In any case, the Christmas Card as we know it is a modern invention, a commercially-inspired thing as so many Christmas things are, and somehow we have all become trapped in a ritual that binds us all to a massive chore at a time when there is so much else to attend to. Messages of merriment and good intent are fine, but I do question the real worth of pre-printed conventional greetings on mass-produced cards. Wouldn't a homemade card add something extra, something truer? I always feel thrilled to receive such a card. It's impractical, though, to labour over more than a handful.
So what shall I do this year? It's now too late to order a batch of specially-printed bespoke Christmas Cards on high-grade white card, containing this message inside, with holly and berries above it, all in silver or gold:
A VERY MERRY CHRISTMAS FROM MELFORD HALL
May your Christmas be warm and cheerful, and the year to come full of happiness!

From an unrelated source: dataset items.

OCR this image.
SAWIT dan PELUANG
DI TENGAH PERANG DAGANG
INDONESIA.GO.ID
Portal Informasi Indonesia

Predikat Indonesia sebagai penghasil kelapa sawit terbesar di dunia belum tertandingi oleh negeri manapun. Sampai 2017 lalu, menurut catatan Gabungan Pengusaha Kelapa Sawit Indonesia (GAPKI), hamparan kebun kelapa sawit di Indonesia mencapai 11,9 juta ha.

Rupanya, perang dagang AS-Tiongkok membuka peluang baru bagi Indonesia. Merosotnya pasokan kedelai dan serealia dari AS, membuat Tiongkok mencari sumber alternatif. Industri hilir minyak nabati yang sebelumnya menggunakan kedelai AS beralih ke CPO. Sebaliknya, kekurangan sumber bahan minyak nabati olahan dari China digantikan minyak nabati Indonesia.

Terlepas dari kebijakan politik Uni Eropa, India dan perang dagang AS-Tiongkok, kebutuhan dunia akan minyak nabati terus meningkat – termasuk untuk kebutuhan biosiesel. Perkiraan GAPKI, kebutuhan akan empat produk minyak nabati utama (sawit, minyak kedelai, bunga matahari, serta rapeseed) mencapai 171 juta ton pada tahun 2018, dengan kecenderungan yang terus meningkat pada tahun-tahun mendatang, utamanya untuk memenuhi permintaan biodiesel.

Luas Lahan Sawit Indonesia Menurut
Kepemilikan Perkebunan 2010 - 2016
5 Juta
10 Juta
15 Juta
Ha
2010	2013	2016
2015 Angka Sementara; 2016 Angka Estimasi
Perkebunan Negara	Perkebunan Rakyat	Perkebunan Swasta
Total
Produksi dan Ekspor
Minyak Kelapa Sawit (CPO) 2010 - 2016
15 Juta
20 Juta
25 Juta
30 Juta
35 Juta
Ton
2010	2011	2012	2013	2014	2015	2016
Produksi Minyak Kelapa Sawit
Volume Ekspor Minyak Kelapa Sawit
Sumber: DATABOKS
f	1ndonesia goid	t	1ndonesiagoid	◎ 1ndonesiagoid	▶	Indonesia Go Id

With love and best wishes from Lucy Melford
With, of course, a personal message and an appropriate number of kisses underneath, written with a gilded pen in my own fair hand.
Everyone would get the same card - subject to subtle variations in the personal message - so that nobody would be sent a better card than anyone else. All would be treated with exact equality.
How I wish I'd got a box of cards like this in front of me now, all ready to go. I should have given this some thought in October. It would then be simply a matter of addressing the envelopes, stamping them, and toddling off to the post box! Something to consider seriously for next year perhaps.
But this year?
Well, I think I'm going to be creative. I'm going to try my hand at producing one or more Christmas Card designs of my own invention, and send them by email. The card will be an attachment which the recipient can either just view (as he or she would view a commercial e-card) or actually print out and pop on their mantelpiece. I'd design it to print on A4-sized card or paper, and to be folded so that the message ends up inside and the design outside, all the right way up. If you imagine a sheet of A4, to be folded twice, you put the front design upside-down in the north-west quarter as you look at the sheet, and the main greeting the right way up in the south-east quarter. And the Christmas Card thus created will be stiff enough to stand up properly - I've just done a mock-up with ordinary printing paper. It works.
I'll also attach the design as a JPEG that can be used as a seasonal screen saver, if the recipient so wishes.
I'm sure this idea will do the trick. I feel inspired to work on the design or designs first thing tomorrow.
People who haven't got a computer, or never use email, will get a bought card sent in the ordinary way. (And so would anyone to whom I was romantically attached - but of course there isn't anyone, and I'm not looking for love, even at Christmas!)